If you want to be assured, run npm audit --production
that will exclude dev stuff, and you should see something
more reassuring, like "found 0 vulnerabilities", hopefully.
npm install
npm run watch-server-proxied
and leave it running. It will serve server stuff plus will proxy frontend and admin files.npm run start-frontend
and leave it running. It will serve on port 3005.npm run start-admin
and leave it running. It will serve on port 3006
If you don't want this proxying version, you can use npm run watch-server
but after both frontend and admin have
been built, so their files are available in dist
folder.
To run tests
npm run build-all
npm run server-for-test
and leave it running.npm test
Alternatively you can run a development server, just be sure to load config from tests
folder.
- vite's proxying server (but also CRA's) doesn't play nicely with SSE, leaving sockets open
- vite's building of react-projects (frontend & admin) produce non-working apps
- console shows exceptions on any hook invocation
- the problem seems to be related to libs being built with a separate instance of react
- For strings, I'm trying to use double-quotes or backticks for text that's read by the user, and single-quotes elsewhere.
- All objects that go in yaml should use snake_case.
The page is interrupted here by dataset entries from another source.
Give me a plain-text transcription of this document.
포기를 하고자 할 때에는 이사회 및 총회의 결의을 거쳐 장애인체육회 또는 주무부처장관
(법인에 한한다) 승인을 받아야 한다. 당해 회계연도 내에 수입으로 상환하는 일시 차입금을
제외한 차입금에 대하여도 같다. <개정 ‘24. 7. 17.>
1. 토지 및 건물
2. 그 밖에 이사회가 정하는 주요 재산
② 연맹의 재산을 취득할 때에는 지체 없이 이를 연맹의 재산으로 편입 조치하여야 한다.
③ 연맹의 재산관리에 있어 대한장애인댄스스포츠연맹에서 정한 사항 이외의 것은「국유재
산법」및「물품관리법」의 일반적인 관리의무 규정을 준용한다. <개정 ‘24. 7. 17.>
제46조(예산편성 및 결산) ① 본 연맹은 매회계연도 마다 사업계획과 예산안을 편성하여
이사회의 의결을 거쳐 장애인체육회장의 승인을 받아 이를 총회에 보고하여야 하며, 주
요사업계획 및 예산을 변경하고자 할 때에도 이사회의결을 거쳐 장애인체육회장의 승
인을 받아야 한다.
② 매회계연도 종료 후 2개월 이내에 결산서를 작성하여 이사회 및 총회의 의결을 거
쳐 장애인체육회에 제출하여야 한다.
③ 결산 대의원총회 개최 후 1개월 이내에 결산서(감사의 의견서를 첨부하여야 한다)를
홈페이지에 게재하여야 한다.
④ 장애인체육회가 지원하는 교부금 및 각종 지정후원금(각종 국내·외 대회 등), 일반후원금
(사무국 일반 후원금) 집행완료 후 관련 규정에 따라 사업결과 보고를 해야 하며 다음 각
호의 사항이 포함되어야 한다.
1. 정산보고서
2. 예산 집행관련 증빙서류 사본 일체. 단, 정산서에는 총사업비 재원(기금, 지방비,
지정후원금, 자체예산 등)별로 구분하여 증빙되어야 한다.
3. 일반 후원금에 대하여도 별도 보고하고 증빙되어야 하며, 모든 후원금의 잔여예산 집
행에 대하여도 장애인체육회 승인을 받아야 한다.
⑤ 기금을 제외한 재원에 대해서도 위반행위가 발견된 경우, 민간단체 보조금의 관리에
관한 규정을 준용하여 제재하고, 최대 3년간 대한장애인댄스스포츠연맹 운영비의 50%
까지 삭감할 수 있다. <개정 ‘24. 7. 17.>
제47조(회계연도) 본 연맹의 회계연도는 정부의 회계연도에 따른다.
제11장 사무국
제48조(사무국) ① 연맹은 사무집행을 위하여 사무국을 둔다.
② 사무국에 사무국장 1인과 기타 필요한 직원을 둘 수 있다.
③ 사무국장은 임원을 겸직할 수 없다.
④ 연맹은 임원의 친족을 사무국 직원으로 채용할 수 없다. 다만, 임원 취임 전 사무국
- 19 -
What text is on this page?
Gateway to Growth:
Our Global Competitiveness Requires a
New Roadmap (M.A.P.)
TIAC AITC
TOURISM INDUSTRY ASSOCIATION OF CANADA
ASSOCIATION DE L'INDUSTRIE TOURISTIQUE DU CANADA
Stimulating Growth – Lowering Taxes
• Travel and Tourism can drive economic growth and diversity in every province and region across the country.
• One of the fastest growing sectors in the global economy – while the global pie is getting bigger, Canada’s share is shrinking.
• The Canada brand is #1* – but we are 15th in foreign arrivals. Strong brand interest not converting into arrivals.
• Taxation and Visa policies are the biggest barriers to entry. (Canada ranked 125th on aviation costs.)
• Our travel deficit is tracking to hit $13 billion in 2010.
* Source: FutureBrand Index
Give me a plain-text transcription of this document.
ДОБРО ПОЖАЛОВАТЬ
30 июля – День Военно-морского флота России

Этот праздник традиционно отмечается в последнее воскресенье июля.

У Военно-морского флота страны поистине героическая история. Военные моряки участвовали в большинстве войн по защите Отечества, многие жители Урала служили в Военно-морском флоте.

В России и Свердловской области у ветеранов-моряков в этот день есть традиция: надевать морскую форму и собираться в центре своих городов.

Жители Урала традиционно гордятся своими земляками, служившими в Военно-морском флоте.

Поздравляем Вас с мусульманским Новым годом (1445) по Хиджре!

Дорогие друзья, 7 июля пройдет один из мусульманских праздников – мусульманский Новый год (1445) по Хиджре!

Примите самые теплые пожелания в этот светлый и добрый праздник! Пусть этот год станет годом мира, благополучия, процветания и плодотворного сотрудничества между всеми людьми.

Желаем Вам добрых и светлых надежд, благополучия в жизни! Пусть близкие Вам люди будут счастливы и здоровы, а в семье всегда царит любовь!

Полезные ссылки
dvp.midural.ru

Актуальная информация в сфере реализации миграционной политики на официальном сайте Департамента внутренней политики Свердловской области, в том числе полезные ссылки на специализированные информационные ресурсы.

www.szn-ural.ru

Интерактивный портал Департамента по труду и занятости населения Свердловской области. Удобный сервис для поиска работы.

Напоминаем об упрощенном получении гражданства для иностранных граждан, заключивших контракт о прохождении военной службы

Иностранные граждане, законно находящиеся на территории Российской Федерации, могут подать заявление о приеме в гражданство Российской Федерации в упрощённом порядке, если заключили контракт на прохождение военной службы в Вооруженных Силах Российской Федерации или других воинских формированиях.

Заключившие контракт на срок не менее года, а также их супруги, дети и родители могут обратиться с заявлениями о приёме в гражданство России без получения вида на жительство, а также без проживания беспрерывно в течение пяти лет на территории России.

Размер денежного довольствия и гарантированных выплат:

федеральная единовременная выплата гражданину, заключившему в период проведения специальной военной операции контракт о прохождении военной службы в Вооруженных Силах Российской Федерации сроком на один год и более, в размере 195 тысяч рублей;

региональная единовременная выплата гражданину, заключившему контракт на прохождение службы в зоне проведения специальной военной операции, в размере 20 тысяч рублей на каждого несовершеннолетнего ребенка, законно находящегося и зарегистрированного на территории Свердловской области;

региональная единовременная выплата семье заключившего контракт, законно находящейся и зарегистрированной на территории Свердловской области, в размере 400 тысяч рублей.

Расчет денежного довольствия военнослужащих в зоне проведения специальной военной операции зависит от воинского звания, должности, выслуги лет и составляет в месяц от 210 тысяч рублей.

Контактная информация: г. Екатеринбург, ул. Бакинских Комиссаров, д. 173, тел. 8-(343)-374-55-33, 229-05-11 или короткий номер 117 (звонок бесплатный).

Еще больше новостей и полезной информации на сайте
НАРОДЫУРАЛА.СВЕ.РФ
- Reason: we want something that is both easy for the user and maps directly in our code. Spaces and kebab-case don't play well with javascript and camel is less readable for the user.
-
At the moment the admin-panel was designed to be completely separated from the "user" frontend to keep the latter smaller and to allow alternative frontends creation without having to deal with the complexity of the admin-panel.
Of course this comes with a price to pay on the programmer's side, more work to do.